Prayer Horse (2008), 91.44cm X 137.16cm, surface Masonite board. Oil paint, sold
Around 2000 I started taking an interest in Buddhist learning. I travelled to Dharmsala and visited Buddhist temples and other places of interest. I started reading about Buddhism and was inspired to make several paintings with Buddhist subjects over the last 20 years.
When I visited the city of Dharamshala, prayer flags danced in the air everywhere. I asked people exactly what the meaning of these flags was. I was told that the wind would carry the prayers with the wishes of Tibetan devotees that were printed on the multicoloured flags. I noticed that, aside from elaborate Tibetan script, there was a horse printed on the flags. The flags were in colours of Tibetan goddesses, red, green, yellow, white, and blue. It was so cheerful to see the flags waving in the wind. I felt that people’s prayers surrounded me as they floated on the wind to travel around the world.
My prayer horse is shown flying in the wind, its legs not touching the ground. It flies eager and happy, attached to strings with prayers to holy powers. The horse has bells that ring in the wind as it flies.

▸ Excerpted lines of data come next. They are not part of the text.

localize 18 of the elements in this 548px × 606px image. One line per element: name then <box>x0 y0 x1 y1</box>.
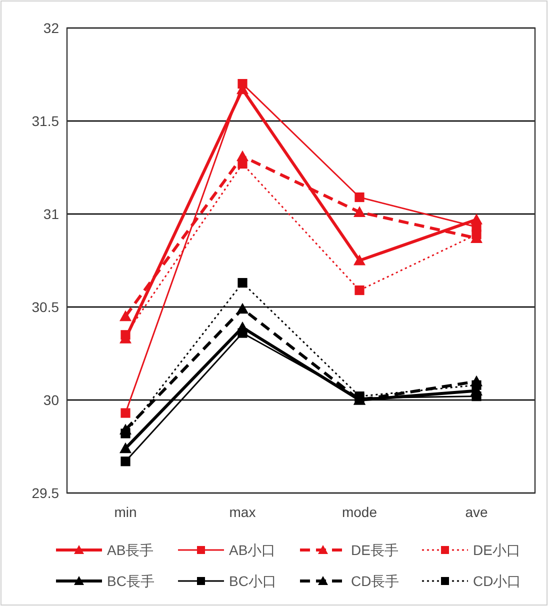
y-tick-label: 31 <box>43 206 60 222</box>
y-tick-label: 30 <box>43 392 60 408</box>
legend-label: BC長手 <box>107 573 154 589</box>
legend-label: AB長手 <box>107 542 154 558</box>
y-tick-label: 31.5 <box>32 113 60 129</box>
legend-label: CD小口 <box>473 573 522 589</box>
y-tick-label: 29.5 <box>32 485 60 501</box>
legend-label: CD長手 <box>351 573 400 589</box>
y-tick-label: 32 <box>43 20 60 36</box>
x-tick-label: min <box>114 504 137 520</box>
legend-label: AB小口 <box>229 542 276 558</box>
x-tick-label: max <box>229 504 256 520</box>
x-tick-label: mode <box>342 504 378 520</box>
y-tick-label: 30.5 <box>32 299 60 315</box>
x-tick-label: ave <box>465 504 488 520</box>
legend-label: DE長手 <box>351 542 398 558</box>
legend-label: BC小口 <box>229 573 276 589</box>
legend-label: DE小口 <box>473 542 520 558</box>
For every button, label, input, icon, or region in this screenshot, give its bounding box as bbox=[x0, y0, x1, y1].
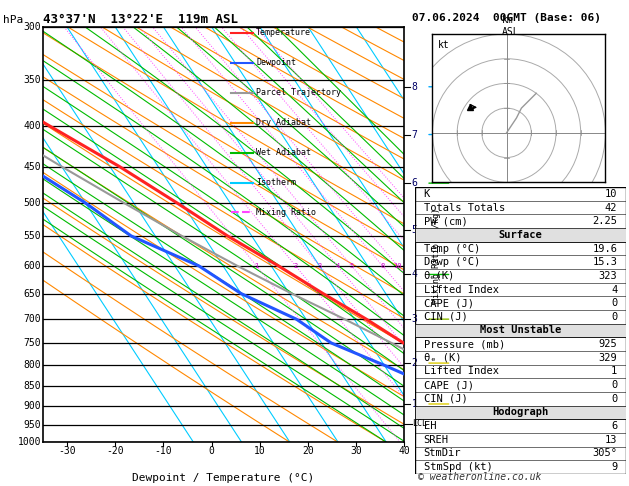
Text: 700: 700 bbox=[23, 314, 41, 324]
Text: 5: 5 bbox=[350, 263, 353, 269]
Text: 3: 3 bbox=[412, 314, 418, 324]
Text: Mixing Ratio: Mixing Ratio bbox=[256, 208, 316, 217]
Text: 350: 350 bbox=[23, 75, 41, 85]
Text: EH: EH bbox=[423, 421, 436, 431]
Text: Lifted Index: Lifted Index bbox=[423, 366, 499, 377]
Text: 925: 925 bbox=[599, 339, 618, 349]
Text: CAPE (J): CAPE (J) bbox=[423, 380, 474, 390]
Text: km: km bbox=[502, 15, 514, 25]
Text: 10: 10 bbox=[254, 447, 265, 456]
Text: 10: 10 bbox=[605, 189, 618, 199]
Text: 450: 450 bbox=[23, 162, 41, 172]
Text: 8: 8 bbox=[412, 82, 418, 92]
Text: 30: 30 bbox=[350, 447, 362, 456]
Text: 0: 0 bbox=[611, 394, 618, 404]
Text: θₑ(K): θₑ(K) bbox=[423, 271, 455, 281]
Text: 4: 4 bbox=[611, 284, 618, 295]
Text: 10: 10 bbox=[394, 263, 402, 269]
Text: 2: 2 bbox=[294, 263, 298, 269]
Bar bbox=[415, 228, 626, 242]
Text: 5: 5 bbox=[412, 225, 418, 235]
Text: 9: 9 bbox=[611, 462, 618, 472]
Text: 0: 0 bbox=[611, 298, 618, 308]
Text: 1: 1 bbox=[254, 263, 259, 269]
Text: LCL: LCL bbox=[413, 419, 427, 428]
Text: 19.6: 19.6 bbox=[593, 243, 618, 254]
Text: PW (cm): PW (cm) bbox=[423, 216, 467, 226]
Text: 4: 4 bbox=[412, 269, 418, 279]
Text: Pressure (mb): Pressure (mb) bbox=[423, 339, 505, 349]
Text: 4: 4 bbox=[335, 263, 340, 269]
Text: 1000: 1000 bbox=[18, 437, 41, 447]
Text: 2: 2 bbox=[412, 358, 418, 368]
Text: CIN (J): CIN (J) bbox=[423, 312, 467, 322]
Text: CAPE (J): CAPE (J) bbox=[423, 298, 474, 308]
Text: 7: 7 bbox=[412, 130, 418, 139]
Text: 600: 600 bbox=[23, 261, 41, 271]
Text: 1: 1 bbox=[611, 366, 618, 377]
Text: 20: 20 bbox=[302, 447, 314, 456]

Buddhist colours decorate the horse, each with its own special powers.
For me, all colours have their own power and energy. When I paint I keep that in mind and use these elements as a means to communicate the energy, mood, and thought behind a painting.
Painting is my meditation and gives me a break from the stress of my life. Painting is a prayer for peace and producing a painting is the answer fulfilled.
Flags flutter outside my studio in the often burning wind of New Delhi, reminding me of colour, travel, cool mountain air, red-robed monks and the humming of prayers.